Sleepy Consensus in the Known Participation Model

Abstract

We study sleepy consensus in the known participation model, where replicas are aware of the minimum number of awake honest replicas. Compared to prior works that almost all assume the unknown participation model, we provide a fine-grained treatment of sleepy consensus in the known participation model and show some interesting results. First, we present a synchronous atomic broadcast protocol with $5\Delta+2\delta$ expected latency and $2\Delta+2\delta$ best-case latency, where $\Delta$ is the bound on network delay and $\delta$ is the actual network delay. In contrast, the best-known result in the unknown participation model (MMR, CCS 2023) achieves $14\Delta$ latency, more than twice the latency of our protocol.

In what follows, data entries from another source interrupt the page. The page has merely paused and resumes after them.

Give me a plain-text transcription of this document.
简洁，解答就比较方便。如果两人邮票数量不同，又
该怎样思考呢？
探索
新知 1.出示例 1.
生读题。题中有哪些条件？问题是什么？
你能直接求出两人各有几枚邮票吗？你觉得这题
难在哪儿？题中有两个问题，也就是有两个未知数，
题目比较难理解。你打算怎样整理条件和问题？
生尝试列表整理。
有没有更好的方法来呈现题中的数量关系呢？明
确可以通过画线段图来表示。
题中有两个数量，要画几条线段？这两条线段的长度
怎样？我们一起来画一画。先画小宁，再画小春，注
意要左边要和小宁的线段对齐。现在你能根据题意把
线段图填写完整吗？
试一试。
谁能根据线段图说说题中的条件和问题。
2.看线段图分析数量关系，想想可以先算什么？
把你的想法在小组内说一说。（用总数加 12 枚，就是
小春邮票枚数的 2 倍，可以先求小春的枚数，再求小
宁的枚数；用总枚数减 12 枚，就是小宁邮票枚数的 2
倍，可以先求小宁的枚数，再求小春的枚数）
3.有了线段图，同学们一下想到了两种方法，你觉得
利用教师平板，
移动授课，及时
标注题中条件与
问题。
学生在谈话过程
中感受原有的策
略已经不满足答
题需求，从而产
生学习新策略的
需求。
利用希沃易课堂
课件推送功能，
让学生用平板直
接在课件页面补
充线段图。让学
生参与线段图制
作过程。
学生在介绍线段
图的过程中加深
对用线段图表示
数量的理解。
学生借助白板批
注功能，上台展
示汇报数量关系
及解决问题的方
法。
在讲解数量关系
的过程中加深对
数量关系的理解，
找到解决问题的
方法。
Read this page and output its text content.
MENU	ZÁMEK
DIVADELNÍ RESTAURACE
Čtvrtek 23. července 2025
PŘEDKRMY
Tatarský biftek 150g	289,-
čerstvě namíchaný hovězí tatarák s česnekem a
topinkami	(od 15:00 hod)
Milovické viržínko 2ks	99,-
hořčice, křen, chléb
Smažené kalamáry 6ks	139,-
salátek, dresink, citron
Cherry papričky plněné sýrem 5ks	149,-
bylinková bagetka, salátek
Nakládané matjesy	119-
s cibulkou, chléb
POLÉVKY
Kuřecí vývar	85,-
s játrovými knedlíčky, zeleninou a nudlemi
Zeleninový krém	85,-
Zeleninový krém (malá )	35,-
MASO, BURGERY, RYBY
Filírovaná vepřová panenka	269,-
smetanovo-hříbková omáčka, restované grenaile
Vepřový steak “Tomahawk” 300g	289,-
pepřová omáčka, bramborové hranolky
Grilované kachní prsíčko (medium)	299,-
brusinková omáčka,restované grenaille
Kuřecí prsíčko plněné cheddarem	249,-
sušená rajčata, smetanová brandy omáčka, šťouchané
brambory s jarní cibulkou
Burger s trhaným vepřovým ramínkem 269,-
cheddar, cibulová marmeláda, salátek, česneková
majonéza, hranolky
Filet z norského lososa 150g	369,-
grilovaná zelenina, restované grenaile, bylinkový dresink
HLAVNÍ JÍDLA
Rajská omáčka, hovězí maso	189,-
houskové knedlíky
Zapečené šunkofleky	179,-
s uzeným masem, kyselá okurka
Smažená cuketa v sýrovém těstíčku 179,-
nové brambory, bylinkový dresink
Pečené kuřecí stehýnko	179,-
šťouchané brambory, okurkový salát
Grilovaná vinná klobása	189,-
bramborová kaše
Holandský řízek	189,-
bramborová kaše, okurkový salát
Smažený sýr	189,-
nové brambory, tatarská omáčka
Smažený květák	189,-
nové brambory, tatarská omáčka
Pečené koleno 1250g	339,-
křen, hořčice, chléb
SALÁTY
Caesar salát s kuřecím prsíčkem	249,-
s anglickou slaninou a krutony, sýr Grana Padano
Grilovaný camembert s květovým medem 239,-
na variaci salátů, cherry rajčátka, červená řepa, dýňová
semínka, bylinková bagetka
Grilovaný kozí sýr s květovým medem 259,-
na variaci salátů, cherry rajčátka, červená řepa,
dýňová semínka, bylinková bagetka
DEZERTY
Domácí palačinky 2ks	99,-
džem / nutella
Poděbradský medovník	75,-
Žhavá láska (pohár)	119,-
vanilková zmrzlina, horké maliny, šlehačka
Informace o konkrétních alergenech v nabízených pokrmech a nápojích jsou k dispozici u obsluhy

Second, in the partially synchronous network (the value of $\Delta$ is unknown), we show that without changing the conventional $n \geq 3f+1$ assumption, one can only obtain a secure sleepy consensus by making the stable storage assumption (where replicas need to store intermediate consensus parameters in stable storage). Finally, still in the partially synchronous network but not assuming stable storage, we prove the bounds on $n \geq 3f+2s+1$ without the global awake time (GAT) assumption (all honest replicas become awake after GAT) and $n \geq 3f+s+1$ with the GAT assumption, where $s$ is the maximum number of honest replicas that may become asleep simultaneously. Using these bounds, we transform HotStuff (PODC 2019) into a sleepy consensus protocol via a timeoutQC mechanism and a low-cost recovery protocol.